Where does log(n) come from in the O(N) notation

Question

I know what is O(n) notation and I also understand how I can get notations like O(n), O(n²), ....

• O(n) means I have to get through sequence once
• O(n²) means that I have two nested cycles traversing sequence

But how do I get log(N)?

P.S.: I know the Collections API and some classes that have O(n log n) traversal time. I need a simple explanation.

Answer 1

lg N comes about in divide-and-conquer algorithms, where you iteratively or recursively skip half of the data in a collection of N items. Binary search is the quintessential example.
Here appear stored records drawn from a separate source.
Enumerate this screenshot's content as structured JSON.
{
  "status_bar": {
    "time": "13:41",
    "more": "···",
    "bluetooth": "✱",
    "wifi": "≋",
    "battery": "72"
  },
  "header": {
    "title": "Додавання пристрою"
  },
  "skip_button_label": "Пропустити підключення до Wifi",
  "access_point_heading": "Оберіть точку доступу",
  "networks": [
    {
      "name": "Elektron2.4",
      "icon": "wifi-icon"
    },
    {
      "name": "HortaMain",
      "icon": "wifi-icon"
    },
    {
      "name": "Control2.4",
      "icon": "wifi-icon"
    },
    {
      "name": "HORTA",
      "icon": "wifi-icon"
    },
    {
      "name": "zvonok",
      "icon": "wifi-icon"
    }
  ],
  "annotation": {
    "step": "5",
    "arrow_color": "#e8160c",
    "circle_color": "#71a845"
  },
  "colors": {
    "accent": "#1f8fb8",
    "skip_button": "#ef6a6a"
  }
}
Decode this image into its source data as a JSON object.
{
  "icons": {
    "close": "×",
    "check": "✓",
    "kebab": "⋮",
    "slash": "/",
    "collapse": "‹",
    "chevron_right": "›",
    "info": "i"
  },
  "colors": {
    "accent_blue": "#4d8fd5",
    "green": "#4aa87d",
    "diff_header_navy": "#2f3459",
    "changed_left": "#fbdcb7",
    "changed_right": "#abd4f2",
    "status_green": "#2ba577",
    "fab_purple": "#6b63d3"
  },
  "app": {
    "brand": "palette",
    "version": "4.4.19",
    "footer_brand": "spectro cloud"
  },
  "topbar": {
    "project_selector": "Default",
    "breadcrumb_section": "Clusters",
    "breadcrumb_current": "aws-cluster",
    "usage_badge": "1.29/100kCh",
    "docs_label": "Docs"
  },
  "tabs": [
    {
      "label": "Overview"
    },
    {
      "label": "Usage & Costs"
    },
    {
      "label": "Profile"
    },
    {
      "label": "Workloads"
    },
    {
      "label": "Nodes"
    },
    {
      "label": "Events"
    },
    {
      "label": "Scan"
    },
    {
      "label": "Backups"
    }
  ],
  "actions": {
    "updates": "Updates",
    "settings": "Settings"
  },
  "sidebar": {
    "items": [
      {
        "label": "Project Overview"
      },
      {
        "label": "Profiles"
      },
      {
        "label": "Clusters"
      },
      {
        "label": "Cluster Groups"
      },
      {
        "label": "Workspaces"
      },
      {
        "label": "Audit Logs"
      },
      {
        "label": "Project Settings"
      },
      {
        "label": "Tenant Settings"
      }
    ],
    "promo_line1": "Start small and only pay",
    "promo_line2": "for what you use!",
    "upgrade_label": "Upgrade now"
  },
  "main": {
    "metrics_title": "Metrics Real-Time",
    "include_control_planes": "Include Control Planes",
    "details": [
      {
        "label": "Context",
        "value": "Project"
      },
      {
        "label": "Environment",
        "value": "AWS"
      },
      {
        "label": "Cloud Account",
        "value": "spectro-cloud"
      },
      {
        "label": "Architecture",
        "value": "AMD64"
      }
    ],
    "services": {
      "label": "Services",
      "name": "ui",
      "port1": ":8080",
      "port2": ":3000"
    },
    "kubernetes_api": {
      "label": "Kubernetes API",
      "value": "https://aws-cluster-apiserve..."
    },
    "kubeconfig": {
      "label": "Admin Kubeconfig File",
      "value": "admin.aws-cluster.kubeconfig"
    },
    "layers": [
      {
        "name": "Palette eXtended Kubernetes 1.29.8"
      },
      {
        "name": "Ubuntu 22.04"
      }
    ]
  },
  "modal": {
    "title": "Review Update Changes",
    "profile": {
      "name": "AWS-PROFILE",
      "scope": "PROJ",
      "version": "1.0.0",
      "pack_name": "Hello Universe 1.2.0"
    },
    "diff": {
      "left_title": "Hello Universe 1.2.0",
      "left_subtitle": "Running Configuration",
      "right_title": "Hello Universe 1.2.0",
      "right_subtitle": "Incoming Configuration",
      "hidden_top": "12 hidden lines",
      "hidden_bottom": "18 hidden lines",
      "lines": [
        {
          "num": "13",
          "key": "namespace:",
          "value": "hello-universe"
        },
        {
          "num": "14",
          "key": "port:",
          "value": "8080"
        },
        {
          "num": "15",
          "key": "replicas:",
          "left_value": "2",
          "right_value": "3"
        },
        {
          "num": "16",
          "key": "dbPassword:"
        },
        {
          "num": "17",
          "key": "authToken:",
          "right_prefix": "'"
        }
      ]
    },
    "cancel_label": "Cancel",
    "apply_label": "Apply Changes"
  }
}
The insert, lookup and delete operations on binary search trees are also O(lg N).

Iteratively discarding half the elements is, in an intuitive sense, the inverse of iteratively doubling the number of elements. Doubling would produce O(2^N) elements in N iterations. Note that the binary logarithm of N is the inverse of raising two to the power N.

Sorting an array can be done in O(N lg N) by algorithms such as mergesort, but also conceptually simpler: iterate over the array and put the elements in a binary search tree. Each insert takes O(lg N) and there are N of them, so the algorithm runs in O(N lg N).

(The sort-by-BST even has worst-case O(N lg N) complexity if the tree is balanced.)